Materials based on wood can offer sustainable alternatives to fossil-based plastics and composites, and show interesting mechanical properties. However, the issue of their flammability is generally unresolved. In this thesis, eco-friendly, fire retardant clay-cellulose nanofibril materials are investigated. The work focuses particularly on structure-property relationships and physical properties of these materials. The thesis is structured in two parts. The first part is concerned with paper-like materials, designated as “films”. The second part discusses materials of high-porosity, so-called “foams”.
In the first part, films of clay and cellulose nanofibrils are prepared by filtration from water.
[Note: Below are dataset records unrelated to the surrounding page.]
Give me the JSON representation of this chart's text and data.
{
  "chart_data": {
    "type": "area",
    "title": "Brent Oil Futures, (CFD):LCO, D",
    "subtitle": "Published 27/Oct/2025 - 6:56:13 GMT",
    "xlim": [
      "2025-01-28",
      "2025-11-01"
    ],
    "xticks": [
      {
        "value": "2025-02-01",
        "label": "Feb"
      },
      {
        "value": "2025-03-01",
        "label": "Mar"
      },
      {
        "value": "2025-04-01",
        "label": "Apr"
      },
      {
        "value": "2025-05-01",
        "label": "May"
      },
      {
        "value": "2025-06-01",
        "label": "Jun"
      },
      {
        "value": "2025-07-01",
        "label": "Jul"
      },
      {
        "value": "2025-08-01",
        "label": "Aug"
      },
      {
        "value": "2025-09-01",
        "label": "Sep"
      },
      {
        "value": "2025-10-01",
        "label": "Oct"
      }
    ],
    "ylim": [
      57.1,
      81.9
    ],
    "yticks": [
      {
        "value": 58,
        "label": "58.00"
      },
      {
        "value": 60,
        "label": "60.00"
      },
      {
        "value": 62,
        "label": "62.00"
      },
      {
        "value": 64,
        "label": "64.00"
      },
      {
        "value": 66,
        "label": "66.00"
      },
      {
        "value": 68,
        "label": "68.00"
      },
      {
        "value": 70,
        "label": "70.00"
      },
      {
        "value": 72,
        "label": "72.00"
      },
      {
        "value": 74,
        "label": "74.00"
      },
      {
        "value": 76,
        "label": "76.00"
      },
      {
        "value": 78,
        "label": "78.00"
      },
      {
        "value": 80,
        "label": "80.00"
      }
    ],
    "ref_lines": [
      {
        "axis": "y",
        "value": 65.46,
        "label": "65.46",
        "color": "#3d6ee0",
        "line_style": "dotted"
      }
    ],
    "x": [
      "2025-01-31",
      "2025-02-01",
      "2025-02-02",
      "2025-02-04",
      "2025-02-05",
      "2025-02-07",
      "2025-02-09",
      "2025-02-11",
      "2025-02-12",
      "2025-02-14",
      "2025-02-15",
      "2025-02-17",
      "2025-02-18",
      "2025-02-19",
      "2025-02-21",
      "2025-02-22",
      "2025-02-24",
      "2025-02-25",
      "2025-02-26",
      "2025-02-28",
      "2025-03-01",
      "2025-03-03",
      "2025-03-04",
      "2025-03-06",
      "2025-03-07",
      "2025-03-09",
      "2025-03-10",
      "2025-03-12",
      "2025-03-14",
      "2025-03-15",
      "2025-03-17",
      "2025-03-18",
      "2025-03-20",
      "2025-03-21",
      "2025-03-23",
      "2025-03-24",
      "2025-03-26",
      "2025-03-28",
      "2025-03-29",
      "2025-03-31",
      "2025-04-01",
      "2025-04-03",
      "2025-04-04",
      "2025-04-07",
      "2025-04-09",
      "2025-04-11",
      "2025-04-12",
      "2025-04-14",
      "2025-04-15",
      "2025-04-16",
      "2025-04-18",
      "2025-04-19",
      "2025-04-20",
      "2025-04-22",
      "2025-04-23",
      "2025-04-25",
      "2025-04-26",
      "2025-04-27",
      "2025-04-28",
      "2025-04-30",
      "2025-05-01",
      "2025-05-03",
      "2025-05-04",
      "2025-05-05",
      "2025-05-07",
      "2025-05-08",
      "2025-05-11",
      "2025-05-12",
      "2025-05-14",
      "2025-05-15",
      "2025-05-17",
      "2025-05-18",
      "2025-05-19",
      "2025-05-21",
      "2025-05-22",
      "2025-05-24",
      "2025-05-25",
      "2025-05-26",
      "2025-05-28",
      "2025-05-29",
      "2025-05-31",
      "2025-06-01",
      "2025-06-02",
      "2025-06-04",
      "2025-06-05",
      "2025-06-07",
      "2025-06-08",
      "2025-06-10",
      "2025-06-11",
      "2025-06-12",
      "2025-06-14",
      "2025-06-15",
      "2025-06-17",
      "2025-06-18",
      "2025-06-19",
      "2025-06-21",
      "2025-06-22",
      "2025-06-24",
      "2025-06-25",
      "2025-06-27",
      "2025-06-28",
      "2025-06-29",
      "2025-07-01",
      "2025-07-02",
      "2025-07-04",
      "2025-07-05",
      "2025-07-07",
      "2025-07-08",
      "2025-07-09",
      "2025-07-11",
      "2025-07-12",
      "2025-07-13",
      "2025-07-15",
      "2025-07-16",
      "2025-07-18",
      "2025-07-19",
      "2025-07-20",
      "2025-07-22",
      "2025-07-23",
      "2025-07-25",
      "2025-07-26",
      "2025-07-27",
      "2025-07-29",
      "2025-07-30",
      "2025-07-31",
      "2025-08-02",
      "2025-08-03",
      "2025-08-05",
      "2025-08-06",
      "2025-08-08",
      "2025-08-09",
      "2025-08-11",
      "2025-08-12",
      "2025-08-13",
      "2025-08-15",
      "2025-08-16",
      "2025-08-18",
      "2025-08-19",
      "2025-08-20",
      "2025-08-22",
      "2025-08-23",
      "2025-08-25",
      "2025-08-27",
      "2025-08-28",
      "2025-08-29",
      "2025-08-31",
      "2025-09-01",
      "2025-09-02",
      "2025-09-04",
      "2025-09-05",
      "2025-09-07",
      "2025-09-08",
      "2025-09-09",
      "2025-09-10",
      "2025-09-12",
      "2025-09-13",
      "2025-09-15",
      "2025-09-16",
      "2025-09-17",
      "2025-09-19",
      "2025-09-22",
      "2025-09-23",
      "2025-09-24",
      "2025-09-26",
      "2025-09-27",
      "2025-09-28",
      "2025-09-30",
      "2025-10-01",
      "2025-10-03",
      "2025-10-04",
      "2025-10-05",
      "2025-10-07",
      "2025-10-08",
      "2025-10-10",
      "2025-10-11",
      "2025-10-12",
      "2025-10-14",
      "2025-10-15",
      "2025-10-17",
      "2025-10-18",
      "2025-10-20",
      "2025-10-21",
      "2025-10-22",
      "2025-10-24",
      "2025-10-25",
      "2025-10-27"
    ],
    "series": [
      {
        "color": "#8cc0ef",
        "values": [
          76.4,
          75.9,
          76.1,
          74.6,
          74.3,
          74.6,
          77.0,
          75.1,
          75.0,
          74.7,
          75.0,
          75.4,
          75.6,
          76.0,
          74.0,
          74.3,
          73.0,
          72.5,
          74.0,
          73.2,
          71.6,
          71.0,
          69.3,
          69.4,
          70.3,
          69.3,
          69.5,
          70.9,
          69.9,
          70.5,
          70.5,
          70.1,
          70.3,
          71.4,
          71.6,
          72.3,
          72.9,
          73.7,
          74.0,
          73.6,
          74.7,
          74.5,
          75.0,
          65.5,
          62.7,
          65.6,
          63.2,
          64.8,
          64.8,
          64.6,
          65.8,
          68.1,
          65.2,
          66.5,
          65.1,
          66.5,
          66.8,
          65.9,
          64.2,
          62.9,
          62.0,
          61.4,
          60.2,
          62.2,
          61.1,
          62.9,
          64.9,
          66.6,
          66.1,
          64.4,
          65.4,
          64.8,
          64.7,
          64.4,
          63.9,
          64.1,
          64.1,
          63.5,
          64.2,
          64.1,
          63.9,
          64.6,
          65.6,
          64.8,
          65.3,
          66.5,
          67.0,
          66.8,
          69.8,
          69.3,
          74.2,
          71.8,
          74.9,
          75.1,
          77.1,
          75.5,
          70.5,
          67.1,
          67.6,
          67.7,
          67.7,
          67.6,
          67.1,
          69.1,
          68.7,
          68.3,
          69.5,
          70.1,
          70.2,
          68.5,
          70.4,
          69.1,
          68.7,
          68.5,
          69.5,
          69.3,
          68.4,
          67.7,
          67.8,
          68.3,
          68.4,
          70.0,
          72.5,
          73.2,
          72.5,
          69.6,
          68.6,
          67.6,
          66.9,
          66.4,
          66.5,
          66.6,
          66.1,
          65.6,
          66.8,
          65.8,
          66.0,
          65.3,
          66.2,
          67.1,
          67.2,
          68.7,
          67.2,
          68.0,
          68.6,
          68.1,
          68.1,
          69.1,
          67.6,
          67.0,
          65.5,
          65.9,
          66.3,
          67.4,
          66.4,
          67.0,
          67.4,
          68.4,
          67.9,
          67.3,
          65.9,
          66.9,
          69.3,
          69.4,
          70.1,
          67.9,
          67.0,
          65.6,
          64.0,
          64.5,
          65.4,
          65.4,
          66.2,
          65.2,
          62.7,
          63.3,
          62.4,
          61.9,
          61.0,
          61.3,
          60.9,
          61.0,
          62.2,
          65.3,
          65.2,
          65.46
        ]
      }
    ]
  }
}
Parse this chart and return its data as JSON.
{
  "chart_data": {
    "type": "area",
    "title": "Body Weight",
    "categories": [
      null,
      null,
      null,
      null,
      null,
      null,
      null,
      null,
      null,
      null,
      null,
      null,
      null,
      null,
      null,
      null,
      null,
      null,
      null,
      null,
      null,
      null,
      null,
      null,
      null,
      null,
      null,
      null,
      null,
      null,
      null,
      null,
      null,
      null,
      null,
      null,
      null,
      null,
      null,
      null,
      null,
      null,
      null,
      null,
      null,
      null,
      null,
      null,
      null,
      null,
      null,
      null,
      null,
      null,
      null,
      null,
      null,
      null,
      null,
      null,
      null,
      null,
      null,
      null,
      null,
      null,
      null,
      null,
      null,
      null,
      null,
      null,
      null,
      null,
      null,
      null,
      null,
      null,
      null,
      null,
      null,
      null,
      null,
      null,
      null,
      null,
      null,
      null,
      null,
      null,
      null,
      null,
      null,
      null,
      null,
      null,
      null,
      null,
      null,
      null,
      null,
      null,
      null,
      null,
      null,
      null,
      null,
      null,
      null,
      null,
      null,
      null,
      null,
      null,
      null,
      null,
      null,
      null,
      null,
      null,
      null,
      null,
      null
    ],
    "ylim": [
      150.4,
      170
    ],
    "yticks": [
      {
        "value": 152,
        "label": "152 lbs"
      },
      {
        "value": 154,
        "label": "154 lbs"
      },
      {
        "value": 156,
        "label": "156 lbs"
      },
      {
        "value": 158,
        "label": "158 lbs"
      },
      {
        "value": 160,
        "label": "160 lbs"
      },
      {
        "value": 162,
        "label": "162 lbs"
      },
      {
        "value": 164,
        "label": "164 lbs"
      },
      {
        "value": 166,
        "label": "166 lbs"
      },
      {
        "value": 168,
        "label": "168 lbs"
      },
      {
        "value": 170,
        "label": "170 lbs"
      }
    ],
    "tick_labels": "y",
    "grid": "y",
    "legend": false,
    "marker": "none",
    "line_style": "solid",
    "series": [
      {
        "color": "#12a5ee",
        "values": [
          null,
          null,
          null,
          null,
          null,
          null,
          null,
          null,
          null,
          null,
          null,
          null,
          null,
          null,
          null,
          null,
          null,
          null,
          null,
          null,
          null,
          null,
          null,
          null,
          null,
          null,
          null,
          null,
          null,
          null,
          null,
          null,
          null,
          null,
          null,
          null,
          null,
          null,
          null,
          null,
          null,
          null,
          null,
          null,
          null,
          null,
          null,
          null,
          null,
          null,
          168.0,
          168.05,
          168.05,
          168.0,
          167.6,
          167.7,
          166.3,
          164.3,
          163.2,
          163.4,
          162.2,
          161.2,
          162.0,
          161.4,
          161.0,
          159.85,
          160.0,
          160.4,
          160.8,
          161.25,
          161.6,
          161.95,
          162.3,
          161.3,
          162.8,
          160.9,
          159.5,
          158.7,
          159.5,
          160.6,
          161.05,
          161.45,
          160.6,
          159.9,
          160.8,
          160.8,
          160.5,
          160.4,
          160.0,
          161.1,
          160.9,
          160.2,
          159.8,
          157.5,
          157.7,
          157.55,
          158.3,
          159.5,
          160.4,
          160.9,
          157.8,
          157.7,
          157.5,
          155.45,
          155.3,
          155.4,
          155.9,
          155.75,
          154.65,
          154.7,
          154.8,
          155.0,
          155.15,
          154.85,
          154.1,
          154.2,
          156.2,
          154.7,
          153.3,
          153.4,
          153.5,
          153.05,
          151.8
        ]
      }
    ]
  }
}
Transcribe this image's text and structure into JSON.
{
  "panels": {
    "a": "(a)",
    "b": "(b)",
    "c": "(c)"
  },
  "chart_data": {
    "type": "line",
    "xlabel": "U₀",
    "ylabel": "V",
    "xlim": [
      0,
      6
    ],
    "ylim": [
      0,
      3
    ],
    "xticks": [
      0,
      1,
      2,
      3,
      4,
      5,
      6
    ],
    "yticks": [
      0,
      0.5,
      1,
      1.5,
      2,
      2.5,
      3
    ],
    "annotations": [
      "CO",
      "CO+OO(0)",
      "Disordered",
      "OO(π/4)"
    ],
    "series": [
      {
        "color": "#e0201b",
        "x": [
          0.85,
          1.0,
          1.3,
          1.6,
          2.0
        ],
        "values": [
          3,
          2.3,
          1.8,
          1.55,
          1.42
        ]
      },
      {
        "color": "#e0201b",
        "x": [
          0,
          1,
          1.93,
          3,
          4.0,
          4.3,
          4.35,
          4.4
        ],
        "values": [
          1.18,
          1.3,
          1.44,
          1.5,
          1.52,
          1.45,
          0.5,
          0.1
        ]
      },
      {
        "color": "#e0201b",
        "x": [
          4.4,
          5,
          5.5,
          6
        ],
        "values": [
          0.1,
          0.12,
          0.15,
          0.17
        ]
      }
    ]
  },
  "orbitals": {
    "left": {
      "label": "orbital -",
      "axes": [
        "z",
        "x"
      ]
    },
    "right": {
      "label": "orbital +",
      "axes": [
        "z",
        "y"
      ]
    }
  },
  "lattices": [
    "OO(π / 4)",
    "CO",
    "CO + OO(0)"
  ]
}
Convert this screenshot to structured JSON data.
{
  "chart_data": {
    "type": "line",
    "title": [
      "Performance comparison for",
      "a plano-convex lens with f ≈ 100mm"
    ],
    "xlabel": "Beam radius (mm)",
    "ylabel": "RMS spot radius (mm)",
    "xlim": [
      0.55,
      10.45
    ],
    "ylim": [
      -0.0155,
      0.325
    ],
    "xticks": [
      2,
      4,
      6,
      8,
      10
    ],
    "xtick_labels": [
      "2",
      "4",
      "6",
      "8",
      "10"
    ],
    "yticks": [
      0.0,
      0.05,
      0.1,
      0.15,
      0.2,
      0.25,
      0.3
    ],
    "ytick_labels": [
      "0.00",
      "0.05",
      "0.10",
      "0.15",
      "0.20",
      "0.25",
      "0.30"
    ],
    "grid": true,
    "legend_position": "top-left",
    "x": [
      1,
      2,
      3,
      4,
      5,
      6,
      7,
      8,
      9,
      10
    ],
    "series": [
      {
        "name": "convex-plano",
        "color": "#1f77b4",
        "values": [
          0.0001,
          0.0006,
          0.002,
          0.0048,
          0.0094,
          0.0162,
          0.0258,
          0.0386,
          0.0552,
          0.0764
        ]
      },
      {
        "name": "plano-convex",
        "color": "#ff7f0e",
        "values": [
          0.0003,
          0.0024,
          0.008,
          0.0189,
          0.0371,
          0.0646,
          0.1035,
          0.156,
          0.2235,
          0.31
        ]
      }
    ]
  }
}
The composition is systematically varied (from 0 to 100% clay) and effects on the nanostructure are investigated by synchrotron X-ray scattering, helium pycnometry and microscopy techniques. The mechanical properties of the films are determined by tensile testing, optical properties are measured by transmittance/haze tests, and strong effects of nanostructure are observed. A film with 50 wt% clay is demonstrated as a fire retardant coating on wood, by cone calorimetry testing. These films are also pre-impregnated with epoxy precursors and cured, to form ternary composites of clay, cellulose nanofibrils, and epoxy. These ternary nanocomposites show remarkably well-preserved mechanical and gas barrier properties in moist environment.
In the second part, foams of high porosity are prepared by freeze-drying a suspension based on poly(vinyl alcohol), cellulose nanofibrils, and clay. The cellular structure is investigated by scanning electron microscopy, and effects from composition and cross-linking are analyzed. The compressive properties of the foams are determined and related to their structure. Addition of poly(vinyl alcohol) influences the unique degradation and charring behavior of cellulose nanofibrils in the presence of clay so that fire retardancy is decreased.